Paper IS+BI+AS-WeA10
Dynamic Observation of Phospholipid Model Cell Membranes and Particles by STM and Vibrational Spectroscopy

Wednesday, October 20, 2010, 5:00 pm, Room Acoma

Scanning tunneling microscopy (STM) and other surface-scientific techniques can be utilized to explore the microscopic dynamics of biological molecules in the context that the techniques are applicable for solid surfaces immersed in aqueous solutions. We devised STM and vibrational spectroscopies to make usable for molecular monolayers at solid-liquid interface.
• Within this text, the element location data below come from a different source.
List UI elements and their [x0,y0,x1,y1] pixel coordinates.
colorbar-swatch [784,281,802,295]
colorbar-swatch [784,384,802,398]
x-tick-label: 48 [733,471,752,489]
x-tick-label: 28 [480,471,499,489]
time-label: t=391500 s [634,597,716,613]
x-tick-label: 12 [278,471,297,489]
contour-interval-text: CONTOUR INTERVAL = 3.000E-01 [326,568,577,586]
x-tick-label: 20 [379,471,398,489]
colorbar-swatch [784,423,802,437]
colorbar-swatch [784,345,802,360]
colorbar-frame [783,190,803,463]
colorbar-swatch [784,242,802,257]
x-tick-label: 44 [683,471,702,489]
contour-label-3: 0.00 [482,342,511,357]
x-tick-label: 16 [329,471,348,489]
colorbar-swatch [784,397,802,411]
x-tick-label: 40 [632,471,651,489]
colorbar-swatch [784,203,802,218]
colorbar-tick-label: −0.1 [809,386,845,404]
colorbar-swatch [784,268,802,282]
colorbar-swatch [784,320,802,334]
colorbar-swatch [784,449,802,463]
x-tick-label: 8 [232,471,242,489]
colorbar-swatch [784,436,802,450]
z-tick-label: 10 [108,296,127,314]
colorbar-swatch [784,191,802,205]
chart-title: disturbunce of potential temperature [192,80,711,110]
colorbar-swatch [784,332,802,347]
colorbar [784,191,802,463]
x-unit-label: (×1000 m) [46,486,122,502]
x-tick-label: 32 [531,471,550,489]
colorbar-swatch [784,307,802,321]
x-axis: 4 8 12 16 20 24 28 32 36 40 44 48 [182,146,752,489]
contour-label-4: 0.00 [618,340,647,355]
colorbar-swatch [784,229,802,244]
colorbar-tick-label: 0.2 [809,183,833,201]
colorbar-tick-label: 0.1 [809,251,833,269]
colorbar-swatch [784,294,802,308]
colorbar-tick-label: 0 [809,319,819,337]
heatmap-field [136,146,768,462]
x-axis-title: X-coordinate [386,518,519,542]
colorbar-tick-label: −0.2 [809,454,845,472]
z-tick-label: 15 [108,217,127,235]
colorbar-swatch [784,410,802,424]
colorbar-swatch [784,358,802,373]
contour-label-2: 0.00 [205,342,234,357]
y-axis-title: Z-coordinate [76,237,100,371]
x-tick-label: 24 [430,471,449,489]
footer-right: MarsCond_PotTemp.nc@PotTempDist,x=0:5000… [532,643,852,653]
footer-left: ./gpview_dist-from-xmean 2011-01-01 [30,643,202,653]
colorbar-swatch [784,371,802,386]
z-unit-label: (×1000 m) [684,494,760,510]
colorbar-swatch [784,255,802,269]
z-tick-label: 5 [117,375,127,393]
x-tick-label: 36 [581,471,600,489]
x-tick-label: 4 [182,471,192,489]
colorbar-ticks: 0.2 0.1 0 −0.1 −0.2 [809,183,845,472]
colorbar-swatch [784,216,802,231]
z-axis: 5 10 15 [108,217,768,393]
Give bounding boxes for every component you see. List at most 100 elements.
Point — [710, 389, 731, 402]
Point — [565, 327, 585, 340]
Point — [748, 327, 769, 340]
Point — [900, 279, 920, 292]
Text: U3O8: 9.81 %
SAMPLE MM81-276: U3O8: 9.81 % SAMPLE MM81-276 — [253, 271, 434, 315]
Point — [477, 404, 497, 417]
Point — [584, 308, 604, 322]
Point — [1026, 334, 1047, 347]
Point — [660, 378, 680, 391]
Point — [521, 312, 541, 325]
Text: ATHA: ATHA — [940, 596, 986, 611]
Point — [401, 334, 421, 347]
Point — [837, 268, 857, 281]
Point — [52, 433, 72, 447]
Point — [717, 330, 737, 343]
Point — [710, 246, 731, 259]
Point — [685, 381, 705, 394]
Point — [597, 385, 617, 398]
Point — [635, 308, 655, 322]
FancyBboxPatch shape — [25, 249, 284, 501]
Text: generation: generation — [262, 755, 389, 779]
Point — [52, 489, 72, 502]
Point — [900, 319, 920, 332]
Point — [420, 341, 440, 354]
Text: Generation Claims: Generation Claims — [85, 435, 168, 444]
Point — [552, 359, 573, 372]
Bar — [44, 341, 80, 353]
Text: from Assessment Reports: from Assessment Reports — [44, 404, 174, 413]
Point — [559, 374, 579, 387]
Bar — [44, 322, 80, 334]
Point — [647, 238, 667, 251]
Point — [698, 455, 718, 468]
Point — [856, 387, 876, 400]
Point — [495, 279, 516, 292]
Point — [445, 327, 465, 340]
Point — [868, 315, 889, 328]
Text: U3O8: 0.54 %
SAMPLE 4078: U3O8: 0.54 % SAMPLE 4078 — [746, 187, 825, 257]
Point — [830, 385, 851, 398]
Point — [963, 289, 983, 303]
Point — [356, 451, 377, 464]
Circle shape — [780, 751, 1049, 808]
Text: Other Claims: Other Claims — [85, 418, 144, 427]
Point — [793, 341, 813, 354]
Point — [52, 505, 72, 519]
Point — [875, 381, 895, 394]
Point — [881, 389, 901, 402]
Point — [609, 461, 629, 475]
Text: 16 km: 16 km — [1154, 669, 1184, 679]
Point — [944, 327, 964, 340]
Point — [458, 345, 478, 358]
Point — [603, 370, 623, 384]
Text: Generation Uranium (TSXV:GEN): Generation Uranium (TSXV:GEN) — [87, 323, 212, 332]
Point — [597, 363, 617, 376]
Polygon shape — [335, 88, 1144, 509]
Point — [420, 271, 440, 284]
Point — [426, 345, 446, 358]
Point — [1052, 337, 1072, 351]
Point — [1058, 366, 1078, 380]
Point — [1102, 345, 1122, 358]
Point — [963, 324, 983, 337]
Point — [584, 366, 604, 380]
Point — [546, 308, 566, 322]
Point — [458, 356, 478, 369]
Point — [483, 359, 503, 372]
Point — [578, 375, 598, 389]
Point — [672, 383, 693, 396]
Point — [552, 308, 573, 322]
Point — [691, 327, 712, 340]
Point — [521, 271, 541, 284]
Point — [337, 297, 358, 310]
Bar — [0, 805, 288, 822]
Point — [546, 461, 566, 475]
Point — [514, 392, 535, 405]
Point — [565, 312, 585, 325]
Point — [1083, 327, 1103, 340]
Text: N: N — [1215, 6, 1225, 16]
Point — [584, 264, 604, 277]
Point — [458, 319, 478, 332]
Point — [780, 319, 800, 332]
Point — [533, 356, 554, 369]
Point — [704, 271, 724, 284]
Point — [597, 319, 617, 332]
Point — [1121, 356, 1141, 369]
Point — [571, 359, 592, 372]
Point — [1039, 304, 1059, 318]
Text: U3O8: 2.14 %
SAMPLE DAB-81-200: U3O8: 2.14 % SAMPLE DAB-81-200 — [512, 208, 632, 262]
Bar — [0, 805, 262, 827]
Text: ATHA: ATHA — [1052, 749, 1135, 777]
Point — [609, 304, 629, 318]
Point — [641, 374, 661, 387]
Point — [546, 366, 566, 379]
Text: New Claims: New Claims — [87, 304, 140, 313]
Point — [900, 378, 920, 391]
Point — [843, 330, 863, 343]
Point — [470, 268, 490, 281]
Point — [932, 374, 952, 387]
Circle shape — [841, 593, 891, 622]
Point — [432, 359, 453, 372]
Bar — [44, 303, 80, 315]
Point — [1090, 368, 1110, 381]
We attempted to observe phospholipid layers formed on octanethiol-terminated gold (111) single-crystalline substrates placed in aqueous buffer solutions (in situ STM). By in situ STM we could observe dihexanoyl-sn-glycero-3-phosphocholine (DHPC), a relatively short kind of lipid, forming a fluidic monolayer. A crystalline phase of this monolayer was observed by applying an electrode potential compatible with the membrane potentials of real cells. Furthermore, mixed lipid layers have been examined by STM [1]. We found some nanometer-scale raft structures (phase-separated domains), which are functionally characteristic for real cell membranes. We also studied phospholipid particles suspended in buffer solutions. Suspensions were prepared from a phosphcholine (PC) and an ethanolamine (PE), consisting of nanometer-scale phospholipid particles with narrow size distribution. In situ STM revealed particles with a diameter ~ 10 nm (named “minimal lipid particles (MLP)”), forming a monolayer along the Au(111). It is known that some categories of antibiotics selectively attack lipids contained in germ cell membranes and disintegrate the whole cells. We chose “duramycin”, a 19-residued peptide antibiotic, which specifically binds PE. When the total concentration of phospholipid was controlled between 100 μM and 500 μM, a layer of MLP was discerned. During STM scanning, 7 μM of duramycin solution was added into the suspension, and the PC+PE MLP became fragile and seemed to be scratched by the tip, ending up with a widespread multilayer. This sort of highly leveraged effect of duramycin is characteristic in the action of antibiotics [2]. These works demonstrated the advantage of STM in monitoring the live nanometer-scale reactions of biological entities, which have not been recognized experimentally so far. We expect more application of STM in physiological investigation in cell biology.

[1] S. Matsunaga et al., Electrochem. Commn. 9 (2007) 645.

[2] S. Matsunaga et al., Langmuir 25 (2009) 8200.